I never got the study of “Literary Theory” and frankly I still hate it… I used to get hammered at concerts of GZA, etc., and forget to turn in rough drafts in that class, was lucky to get through with a B-. But when you think of someone who reads a lot as being a “nerd,” it’s got to be connected with this perversion of literary theory — designating terms like “signifier” and “signified.” Life’s too short to refuse to believe that a tree is a tree, when you’re father tells you it is.

Also, theoretically, if writing is to be “easy to read,” and we all want it to be that way, it should be most like talking, as talking is easy to listen to.

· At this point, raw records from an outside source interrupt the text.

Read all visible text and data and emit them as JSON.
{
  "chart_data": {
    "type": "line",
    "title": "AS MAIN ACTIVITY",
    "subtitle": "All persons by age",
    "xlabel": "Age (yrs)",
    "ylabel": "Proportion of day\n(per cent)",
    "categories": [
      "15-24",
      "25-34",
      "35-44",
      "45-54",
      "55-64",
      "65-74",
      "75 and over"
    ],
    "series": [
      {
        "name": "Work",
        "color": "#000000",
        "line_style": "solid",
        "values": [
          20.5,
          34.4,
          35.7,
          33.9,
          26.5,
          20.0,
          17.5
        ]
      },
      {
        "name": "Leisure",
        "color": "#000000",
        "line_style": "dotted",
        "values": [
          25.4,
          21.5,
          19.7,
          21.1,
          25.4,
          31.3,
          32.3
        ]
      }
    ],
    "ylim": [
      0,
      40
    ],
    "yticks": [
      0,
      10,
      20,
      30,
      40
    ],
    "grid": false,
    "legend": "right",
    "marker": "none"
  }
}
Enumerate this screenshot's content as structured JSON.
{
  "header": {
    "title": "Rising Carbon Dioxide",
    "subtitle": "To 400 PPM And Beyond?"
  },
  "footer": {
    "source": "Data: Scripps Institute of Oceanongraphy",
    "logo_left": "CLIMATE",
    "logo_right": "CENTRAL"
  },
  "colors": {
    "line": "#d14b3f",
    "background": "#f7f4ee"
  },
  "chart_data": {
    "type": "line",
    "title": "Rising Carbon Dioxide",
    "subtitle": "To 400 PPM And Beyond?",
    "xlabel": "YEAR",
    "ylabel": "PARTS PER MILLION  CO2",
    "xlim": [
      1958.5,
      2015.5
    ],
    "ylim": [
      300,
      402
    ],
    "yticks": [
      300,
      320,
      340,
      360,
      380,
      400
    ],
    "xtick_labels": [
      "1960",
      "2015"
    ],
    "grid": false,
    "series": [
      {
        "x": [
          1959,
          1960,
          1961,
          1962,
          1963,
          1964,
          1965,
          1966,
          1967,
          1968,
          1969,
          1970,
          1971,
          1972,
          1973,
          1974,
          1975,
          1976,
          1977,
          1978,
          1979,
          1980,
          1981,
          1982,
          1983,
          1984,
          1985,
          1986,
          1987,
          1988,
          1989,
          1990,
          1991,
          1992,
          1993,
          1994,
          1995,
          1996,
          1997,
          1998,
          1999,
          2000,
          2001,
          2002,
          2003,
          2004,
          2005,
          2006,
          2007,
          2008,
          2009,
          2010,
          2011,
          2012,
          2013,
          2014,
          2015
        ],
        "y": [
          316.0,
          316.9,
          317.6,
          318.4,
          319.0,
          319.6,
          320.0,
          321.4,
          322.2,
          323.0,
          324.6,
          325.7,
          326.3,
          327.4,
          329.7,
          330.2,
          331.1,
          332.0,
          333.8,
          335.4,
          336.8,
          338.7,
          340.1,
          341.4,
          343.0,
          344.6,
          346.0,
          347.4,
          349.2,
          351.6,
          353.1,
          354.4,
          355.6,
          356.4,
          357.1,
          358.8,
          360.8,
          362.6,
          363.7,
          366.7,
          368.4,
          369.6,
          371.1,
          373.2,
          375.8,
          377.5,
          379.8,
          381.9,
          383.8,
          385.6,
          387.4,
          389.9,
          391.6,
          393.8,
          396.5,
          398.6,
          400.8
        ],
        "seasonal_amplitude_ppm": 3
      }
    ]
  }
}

Even if talking does lead to desultory or nervous laughter, or whatever, it is more sensuous, and so more closely related to life’s composite core. Reading is a gateway drug to literary theory.

I don’t think Rousseau is magnanimously nerdy, but he’s nerdier than Camille Paglia, and for this reason I agree with the latter’s foreboding portrayal of human beings’ intrinsic virtue. Paglia praises society where Rousseau calls such a thing “chains”: ““Society is a system of inherited forms reducing our humiliating passivity to nature” (Paglia 1/Sexual Personae). And though Rousseau surely means well, there is probably a lot of dark wisdom in Sexual Personae, which I’d be more inclined to divulge were I presently more in the spirit of depressing everybody, to refute what seems to be his idea that all would be hunky dory if people were “free.”

But the bottom line is, I think, both of these writers can be nothing more than users of the language, and Paglia just trusts language more than Rousseau does — its intrinsic ability to order, to govern, to organize and to edify. Take the way Rousseau flounders in the embryonic stages of his argument: “In this inquiry I shall endeavour at all times to ally the obligations of law and right with the requirements of interest, in order that justice and utility may never by disjoined” (Rousseau 3/Political Writings). What the hell is he trying to say here, and why wouldn’t the inherent power in language already have weeded this out for us? That is, given any clout of discernment in a society’s people, it should already form a continual assessment of this very motif, in reading. This is something for which every author should already hold self accountable — imbuing a confident fusion of life’s edifying, sophisticated or nurturing forces, and Paglia is never, under my scrutiny, guilty of this sort of philosophical circular diction. I agree semantically with Paglia, because she is the better writer — she has a greater faith in the English language, and maybe just needs it more, too.